There’s no rule against passing major legislation in an election year. Some of the most important laws of the past 25 years — the tax overhaul of 1986, welfare overhaul of 1996, the ACA of 2010 — came in heated election years.
But those laws all had been worked on heavily in the preceding year, and in the case of the 1986 tax law, it began four years earlier. Ryan and Senate Majority Leader Mitch McConnell (R-Ky.) have done next to nothing to prepare for anything as ambitious as rewriting welfare laws.
They would have to start from scratch, and that would require passing another budget resolution to give them fast-track power to move legislation on a simple majority in the Senate. And the chances of McConnell moving a budget through the Senate are very slim.
[Ryan says Republicans to target welfare, Medicare, Medicaid spending in 2018.]
That was a difficult task in last year’s chamber, where he had 52 votes and could afford to lose two while still approving a budget. Now, with Sen.
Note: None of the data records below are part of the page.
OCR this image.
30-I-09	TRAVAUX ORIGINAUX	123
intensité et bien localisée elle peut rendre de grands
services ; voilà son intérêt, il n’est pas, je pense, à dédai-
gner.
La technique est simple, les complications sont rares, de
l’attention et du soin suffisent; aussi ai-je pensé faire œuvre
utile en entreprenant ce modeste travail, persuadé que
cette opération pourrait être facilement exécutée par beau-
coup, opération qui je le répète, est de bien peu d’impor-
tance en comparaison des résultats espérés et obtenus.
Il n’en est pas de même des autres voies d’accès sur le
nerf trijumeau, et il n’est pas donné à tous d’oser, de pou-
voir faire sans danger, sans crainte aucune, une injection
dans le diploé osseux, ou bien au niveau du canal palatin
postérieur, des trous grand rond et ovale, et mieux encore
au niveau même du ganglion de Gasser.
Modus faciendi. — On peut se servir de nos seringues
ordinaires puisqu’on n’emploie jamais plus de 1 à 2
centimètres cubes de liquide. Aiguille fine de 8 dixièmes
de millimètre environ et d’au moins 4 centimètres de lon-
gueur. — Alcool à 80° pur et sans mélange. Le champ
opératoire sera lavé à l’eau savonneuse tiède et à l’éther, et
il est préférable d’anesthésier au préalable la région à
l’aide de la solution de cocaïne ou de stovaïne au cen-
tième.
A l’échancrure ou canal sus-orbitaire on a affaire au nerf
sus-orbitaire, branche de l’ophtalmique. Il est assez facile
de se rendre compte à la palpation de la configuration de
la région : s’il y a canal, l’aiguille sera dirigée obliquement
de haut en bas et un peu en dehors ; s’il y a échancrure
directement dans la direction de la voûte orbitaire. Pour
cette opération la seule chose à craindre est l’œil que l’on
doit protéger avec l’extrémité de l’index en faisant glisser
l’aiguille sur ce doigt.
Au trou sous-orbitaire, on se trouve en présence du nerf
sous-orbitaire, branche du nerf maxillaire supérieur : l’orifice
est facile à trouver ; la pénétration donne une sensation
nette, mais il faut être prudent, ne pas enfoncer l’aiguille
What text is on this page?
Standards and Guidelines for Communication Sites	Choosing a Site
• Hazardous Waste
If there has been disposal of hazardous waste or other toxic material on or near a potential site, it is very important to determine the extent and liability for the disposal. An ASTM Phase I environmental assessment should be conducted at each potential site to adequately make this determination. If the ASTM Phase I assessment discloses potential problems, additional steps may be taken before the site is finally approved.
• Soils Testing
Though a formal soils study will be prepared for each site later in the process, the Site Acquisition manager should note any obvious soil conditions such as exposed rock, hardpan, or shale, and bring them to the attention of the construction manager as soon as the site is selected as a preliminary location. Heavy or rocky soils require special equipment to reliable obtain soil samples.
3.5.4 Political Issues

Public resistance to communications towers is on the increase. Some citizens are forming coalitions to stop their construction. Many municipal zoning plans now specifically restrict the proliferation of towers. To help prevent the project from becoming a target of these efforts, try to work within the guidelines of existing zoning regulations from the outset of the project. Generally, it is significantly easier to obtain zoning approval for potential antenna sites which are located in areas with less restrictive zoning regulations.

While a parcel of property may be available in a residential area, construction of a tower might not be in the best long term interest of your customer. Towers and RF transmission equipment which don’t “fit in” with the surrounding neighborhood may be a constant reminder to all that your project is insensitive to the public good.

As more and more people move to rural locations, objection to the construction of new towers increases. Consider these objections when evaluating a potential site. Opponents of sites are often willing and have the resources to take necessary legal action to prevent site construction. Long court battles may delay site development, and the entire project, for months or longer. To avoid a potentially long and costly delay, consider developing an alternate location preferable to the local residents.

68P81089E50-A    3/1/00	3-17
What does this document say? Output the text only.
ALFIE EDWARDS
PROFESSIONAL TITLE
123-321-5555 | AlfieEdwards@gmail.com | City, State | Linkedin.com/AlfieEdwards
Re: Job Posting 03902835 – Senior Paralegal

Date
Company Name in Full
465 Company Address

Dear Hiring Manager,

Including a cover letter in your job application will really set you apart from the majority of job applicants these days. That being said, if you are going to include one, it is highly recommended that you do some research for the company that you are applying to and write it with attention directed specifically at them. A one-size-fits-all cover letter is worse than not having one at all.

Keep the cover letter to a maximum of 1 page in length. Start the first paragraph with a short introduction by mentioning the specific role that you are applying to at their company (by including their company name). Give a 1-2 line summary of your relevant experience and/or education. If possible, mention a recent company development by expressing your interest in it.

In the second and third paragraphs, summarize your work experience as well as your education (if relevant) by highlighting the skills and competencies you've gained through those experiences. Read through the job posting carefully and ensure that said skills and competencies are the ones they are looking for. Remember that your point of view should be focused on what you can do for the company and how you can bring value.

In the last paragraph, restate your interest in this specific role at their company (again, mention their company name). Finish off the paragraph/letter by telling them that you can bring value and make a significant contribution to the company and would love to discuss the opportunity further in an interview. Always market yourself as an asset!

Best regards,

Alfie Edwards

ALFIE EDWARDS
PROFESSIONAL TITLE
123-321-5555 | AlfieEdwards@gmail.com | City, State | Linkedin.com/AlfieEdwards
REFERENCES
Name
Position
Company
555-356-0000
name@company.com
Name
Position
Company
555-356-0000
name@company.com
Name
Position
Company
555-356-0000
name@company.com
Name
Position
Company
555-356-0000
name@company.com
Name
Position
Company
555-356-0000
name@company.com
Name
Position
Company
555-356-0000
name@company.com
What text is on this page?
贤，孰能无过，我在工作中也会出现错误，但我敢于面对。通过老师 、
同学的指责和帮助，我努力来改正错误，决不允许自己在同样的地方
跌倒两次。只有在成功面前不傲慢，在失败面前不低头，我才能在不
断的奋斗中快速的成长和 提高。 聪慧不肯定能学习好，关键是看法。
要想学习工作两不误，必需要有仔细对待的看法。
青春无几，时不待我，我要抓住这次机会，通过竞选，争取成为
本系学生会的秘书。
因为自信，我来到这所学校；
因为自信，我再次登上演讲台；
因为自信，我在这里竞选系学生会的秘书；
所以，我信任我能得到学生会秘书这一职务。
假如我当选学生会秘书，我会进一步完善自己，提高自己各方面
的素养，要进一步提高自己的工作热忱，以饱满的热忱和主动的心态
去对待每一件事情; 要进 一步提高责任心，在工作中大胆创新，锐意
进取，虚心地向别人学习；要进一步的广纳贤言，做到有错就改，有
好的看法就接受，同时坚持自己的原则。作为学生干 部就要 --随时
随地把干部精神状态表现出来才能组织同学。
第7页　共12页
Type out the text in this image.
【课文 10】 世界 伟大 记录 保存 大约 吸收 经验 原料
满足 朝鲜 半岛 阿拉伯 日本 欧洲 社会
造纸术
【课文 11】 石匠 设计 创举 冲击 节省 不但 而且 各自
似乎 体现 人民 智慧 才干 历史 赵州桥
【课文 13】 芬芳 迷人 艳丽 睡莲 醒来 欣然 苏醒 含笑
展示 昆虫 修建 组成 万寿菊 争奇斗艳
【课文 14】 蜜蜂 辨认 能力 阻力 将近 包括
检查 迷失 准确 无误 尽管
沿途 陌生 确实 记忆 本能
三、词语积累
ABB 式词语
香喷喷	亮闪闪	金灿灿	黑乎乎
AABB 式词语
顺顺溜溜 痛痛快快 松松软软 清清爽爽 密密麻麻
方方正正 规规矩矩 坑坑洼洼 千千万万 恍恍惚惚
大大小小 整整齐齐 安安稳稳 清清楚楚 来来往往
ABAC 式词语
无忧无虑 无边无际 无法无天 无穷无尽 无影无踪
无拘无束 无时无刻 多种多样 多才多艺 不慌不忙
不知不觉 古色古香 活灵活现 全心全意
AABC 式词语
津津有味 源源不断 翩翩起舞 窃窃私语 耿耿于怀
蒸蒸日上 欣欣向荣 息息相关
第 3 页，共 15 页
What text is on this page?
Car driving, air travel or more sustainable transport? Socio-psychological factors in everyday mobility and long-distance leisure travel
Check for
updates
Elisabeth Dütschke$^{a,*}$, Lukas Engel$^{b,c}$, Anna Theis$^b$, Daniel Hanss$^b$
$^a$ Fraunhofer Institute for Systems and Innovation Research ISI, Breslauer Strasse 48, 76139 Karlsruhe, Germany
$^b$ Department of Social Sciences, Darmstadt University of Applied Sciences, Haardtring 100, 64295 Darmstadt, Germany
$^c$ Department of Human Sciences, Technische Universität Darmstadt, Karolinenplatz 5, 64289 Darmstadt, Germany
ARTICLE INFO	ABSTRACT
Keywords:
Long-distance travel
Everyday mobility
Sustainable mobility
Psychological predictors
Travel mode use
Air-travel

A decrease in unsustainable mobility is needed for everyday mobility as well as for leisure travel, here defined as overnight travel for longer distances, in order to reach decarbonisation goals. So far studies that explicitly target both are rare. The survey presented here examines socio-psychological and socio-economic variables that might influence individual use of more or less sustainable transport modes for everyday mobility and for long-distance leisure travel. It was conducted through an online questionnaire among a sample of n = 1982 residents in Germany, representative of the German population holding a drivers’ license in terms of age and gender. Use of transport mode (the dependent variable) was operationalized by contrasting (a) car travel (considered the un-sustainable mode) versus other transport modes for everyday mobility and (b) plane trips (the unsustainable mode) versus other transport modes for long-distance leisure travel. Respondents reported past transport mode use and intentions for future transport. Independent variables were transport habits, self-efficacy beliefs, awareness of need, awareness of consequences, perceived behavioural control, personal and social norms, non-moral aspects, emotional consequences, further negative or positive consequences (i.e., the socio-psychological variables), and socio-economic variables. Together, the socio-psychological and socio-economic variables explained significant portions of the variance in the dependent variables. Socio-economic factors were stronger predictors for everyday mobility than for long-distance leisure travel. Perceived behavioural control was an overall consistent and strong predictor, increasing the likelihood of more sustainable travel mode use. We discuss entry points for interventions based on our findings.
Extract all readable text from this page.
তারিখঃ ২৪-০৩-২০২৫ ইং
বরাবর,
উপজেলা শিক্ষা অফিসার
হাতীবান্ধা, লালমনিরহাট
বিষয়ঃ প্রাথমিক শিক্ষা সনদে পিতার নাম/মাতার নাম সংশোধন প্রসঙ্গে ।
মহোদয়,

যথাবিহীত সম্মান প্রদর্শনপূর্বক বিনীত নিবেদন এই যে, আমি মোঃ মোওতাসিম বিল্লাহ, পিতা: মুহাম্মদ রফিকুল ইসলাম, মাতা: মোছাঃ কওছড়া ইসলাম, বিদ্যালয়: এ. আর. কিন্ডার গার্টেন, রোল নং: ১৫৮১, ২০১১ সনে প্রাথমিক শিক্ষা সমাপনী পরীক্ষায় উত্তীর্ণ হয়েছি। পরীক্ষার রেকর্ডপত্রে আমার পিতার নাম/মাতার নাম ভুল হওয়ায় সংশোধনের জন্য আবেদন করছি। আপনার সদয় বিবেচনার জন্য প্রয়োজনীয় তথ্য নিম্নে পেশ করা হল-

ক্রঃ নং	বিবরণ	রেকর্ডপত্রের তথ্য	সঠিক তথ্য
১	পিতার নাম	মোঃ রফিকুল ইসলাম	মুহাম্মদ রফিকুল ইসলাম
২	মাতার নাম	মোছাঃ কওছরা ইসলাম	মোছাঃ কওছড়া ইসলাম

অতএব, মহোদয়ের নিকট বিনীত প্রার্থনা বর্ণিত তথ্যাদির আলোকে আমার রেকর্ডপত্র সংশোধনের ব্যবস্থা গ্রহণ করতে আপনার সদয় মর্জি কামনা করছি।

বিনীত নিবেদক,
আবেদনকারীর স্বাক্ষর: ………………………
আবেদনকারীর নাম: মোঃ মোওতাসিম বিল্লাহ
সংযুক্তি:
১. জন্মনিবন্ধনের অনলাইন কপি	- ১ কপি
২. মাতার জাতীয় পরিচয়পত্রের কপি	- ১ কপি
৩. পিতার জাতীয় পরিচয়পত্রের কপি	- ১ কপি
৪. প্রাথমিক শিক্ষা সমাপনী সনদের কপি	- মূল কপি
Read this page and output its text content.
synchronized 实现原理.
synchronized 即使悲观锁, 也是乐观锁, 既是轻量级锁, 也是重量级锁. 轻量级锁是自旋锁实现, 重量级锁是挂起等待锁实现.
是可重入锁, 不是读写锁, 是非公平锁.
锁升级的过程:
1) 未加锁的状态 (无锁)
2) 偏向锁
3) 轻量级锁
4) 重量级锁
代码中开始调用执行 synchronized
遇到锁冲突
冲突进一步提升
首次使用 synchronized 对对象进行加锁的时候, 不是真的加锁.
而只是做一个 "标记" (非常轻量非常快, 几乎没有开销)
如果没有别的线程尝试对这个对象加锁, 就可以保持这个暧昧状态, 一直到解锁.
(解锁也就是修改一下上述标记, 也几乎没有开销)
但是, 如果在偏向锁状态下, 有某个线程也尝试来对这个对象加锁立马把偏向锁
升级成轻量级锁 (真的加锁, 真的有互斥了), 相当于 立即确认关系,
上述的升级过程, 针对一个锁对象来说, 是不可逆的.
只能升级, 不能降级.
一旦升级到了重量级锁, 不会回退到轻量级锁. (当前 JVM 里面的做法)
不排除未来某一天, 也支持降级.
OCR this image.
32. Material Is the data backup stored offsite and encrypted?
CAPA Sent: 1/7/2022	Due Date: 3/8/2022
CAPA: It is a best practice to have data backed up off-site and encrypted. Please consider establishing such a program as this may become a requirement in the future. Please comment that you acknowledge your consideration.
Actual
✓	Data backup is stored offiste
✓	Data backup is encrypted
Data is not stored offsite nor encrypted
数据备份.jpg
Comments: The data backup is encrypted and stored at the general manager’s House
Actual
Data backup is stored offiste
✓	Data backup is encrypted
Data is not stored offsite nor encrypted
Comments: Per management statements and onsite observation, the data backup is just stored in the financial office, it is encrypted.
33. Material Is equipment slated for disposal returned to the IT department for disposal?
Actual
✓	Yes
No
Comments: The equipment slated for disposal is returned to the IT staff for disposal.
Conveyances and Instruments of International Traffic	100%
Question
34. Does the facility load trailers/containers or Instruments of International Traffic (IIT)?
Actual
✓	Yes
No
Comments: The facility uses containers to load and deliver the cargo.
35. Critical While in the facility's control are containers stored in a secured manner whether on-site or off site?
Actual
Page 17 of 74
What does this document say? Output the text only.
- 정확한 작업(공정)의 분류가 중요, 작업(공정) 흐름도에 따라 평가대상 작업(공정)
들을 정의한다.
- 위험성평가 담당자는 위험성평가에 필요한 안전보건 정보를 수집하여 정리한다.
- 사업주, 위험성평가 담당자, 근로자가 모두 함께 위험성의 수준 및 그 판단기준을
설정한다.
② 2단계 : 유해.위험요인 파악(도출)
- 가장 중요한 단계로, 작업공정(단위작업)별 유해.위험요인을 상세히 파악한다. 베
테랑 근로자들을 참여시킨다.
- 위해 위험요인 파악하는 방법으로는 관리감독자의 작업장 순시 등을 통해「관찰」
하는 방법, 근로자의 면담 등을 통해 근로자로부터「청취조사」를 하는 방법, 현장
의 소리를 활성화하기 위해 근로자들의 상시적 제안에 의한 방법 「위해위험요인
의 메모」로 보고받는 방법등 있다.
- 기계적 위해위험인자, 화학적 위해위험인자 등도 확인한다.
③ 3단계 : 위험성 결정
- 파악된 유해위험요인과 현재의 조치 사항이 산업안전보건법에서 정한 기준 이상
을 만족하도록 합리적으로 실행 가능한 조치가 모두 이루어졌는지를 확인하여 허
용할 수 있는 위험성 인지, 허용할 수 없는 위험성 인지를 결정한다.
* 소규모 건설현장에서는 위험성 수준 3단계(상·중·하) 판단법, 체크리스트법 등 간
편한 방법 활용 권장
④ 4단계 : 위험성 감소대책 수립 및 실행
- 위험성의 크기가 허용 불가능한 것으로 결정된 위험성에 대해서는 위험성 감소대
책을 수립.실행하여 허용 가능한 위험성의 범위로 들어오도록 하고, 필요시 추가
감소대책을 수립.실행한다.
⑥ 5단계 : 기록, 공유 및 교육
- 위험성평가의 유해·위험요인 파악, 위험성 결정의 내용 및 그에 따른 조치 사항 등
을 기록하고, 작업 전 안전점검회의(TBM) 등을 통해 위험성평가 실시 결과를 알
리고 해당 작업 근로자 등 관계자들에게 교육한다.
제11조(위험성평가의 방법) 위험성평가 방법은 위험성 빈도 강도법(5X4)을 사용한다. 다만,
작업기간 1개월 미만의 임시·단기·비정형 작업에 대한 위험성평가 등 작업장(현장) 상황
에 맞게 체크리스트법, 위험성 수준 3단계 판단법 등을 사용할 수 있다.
Doug Jones (D-Ala.) sworn into office, McConnell can lose just one vote, and he has close to a handful of GOP senators who would be leery of launching an ambitious rewrite of welfare laws.
In the past four election years, McConnell and his Democratic predecessor, Harry M. Reid (Nev.), have skipped trying to pass budgets, knowing that it is not usually a year for big new agenda items.
Yet Ryan, in an interview last month with a Wisconsin radio station, seemed to signal a new push to rein in Medicare and Medicaid. “Frankly, it’s the health-care entitlements that are the big drivers of our debt, so we spend more time on the health-care entitlements — because that’s really where the problem lies,” he said.
Those words cheered on staunch conservatives in the House Freedom Caucus. It sounded as if Ryan was returning to his more ideological past as the budget chairman, when he crafted conservative documents that called for turning Medicare into a federal premium support system, with seniors buying private plans.
Such a bold plan might make sense, especially if Ryan were considering departing next year, and this would give him a big legacy capstone.
But Ryan, well into his third year as speaker, is now a more hardened political realist than those younger days. He knows there is little point in forcing his troops into another politically brutal legislative fight when the Senate has no intention of taking up arms.
Some smart Republicans read Ryan’s comments closely and saw that he never fully committed to what his top legislative priorities are for 2018.
His “spend some time” frame sounded a lot more like a leader hoping to lay some groundwork in committees on an issue that Republicans might tackle down the road, should they retain their majorities next year.
This probably means that the focal point of this weekend’s summit was averting the biggest land mines of items that need to pass in the next few weeks: a spending increase for defense and domestic agencies, a resolution for handling the roughly 1 million undocumented immigrants brought here as children, a disaster-relief bill and a couple health bills.
And each of these items are not protected by budget rules and therefore require bipartisan support to avoid a Democratic filibuster in the Senate. “They need Democratic votes to pass anything,” Senate Minority Leader Charles E. Schumer (D-N.Y.) told reporters Thursday.
That’s why the senior Republicans, those who have lived long stretches in the majority and minority, are warning everyone that they need to just get through these critical items and then campaign hard on cutting taxes.
“The big legislative achievement for this session will be the tax bill,” Shelby said. “It was monumental, it was huge. It took a lot to get it done.”